The idea is that it’s going to be above the cruiserweight 14st 4lb limit and the fighters who will be involved won’t be allowed to be heavier than 16st.
With 17 weight divisions already, you would think the Noble Art needs another as about as much as Manchester needs a goodwill visit from Boris Johnson.
But talks between WBC president Mauricio Sulaiman and British Boxing Board of Control chairman Charlie Giles are at an advanced stage.
It is a sensible move and will protect men like Ukraine’s Oleksandr Usyk — who clashes with Derek Chisora tomorrow week in London — from being at an unacceptable weight disadvantage.
Usyk, the unbeaten former undisputed world cruiserweight champion ran out of opposition, which forced him to move up among the big boys.
Yet when he had his first heavyweight fight a year ago he was 15st 5lb, which means he will probably be at least three stone lighter than Chisora next week.
Tony Bellew, the former world cruiserweight champ knocked out by Usyk in his last fight, has been asked by the WBC to be an ambassador for the plan.

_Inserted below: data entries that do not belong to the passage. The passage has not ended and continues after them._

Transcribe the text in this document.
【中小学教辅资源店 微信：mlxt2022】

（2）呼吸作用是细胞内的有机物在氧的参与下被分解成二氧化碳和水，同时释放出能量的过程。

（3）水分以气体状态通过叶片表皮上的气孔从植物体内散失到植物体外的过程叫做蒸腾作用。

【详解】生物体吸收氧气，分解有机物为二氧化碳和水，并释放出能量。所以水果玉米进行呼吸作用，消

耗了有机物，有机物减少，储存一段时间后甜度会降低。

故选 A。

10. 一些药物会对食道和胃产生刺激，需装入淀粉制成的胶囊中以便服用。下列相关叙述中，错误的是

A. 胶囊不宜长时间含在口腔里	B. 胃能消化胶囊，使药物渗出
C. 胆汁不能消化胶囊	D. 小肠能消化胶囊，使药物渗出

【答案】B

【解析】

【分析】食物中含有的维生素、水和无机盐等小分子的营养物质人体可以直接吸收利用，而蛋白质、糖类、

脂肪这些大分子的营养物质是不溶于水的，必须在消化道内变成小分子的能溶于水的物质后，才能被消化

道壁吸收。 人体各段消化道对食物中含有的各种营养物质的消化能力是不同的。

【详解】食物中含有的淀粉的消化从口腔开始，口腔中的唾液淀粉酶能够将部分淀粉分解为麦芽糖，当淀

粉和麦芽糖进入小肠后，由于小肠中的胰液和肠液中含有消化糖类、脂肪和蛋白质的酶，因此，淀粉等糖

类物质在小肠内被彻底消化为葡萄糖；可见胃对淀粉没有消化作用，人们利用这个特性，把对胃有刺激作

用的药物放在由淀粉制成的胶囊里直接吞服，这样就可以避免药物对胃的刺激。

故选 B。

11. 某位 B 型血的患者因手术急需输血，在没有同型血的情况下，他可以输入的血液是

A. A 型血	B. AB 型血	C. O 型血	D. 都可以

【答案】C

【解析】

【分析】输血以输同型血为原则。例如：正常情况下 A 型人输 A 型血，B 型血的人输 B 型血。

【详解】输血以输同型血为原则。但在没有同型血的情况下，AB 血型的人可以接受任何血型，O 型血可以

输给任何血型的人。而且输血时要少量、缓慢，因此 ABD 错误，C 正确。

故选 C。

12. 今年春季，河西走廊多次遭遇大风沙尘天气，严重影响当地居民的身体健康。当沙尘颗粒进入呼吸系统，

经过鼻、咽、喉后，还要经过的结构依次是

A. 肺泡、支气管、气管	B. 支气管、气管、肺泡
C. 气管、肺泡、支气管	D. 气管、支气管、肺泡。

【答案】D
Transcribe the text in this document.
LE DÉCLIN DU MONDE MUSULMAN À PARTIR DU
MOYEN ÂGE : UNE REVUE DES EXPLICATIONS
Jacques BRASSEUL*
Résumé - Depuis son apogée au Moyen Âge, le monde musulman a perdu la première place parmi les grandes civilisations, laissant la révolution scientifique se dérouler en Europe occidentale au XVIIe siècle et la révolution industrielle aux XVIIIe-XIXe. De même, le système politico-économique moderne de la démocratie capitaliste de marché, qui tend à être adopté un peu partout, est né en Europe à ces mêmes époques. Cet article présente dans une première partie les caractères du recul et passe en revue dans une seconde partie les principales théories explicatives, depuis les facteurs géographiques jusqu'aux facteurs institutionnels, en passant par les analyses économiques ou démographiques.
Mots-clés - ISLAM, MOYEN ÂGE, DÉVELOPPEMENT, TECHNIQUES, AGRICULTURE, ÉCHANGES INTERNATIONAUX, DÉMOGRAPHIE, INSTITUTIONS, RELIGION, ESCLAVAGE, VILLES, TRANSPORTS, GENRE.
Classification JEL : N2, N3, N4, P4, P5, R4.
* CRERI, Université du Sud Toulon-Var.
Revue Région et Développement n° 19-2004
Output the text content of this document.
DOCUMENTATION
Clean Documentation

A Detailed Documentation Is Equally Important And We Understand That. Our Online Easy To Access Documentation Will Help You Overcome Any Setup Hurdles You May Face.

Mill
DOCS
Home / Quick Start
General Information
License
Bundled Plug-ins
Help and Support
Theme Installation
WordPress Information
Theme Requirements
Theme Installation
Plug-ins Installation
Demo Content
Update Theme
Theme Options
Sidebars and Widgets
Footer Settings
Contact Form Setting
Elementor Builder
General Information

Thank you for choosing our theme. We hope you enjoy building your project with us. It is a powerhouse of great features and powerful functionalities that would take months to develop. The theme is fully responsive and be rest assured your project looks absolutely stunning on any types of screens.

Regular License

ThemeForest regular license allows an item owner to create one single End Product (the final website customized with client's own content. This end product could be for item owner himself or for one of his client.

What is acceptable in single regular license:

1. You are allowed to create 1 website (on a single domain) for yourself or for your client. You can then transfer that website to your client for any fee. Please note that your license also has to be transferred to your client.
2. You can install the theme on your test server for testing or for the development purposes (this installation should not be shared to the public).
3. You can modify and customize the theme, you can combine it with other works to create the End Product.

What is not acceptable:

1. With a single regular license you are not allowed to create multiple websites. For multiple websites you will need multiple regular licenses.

Bellew said: “I’m very enthusiastic about this because it will allow the small heavyweights and big cruiserweights to have a level playing field.
“Speaking from experience Usyk is technically the best in the heavyweight division. He’s a genius.
“But the one thing that will hold him back is sheer size. He will not be able to beat the real big boys for that reason.
“Heavyweights are getting bigger and bigger. Look at Tyson Fury, Anthony Joshua and Dillian Whyte. They are huge. The new division is inevitable and the need for it is going to get more apparent.”
Glenn McCrory, Britain’s first world cruiserweight champion, is 100 per cent behind Bellew. He said: “When I lost my cruiserweight title I moved up to heavyweight and fought Lennox Lewis.
“He was only a couple of stone heavier but he was throwing me around like I was a rag doll. Imagine what it would be like facing someone three or four stone heavier.”
Fans may be surprised to learn last century’s legendary world champions would never be considered heavyweights in this era of Goliaths.
This what they weighed when they won the title. Jack Johnson (13st 4lb), Jack Dempsey (13st 5lb), Joe Louis (14st 1lb) and Rocky Marciano a mere 13st 2lb.
Can you imagine matching Marciano — 11 inches shorter and six stone lighter — with Fury? He’d be arrested under the Trades Description Act.
The only negative argument I’ve heard is a new super-cruiserweight division will be unfashionable and therefore unattractive to the TV companies’ networks.
But if it was launched with a Usyk-Deontay Wilder — an under 16st man — world championship battle, I doubt if that would be too difficult to sell.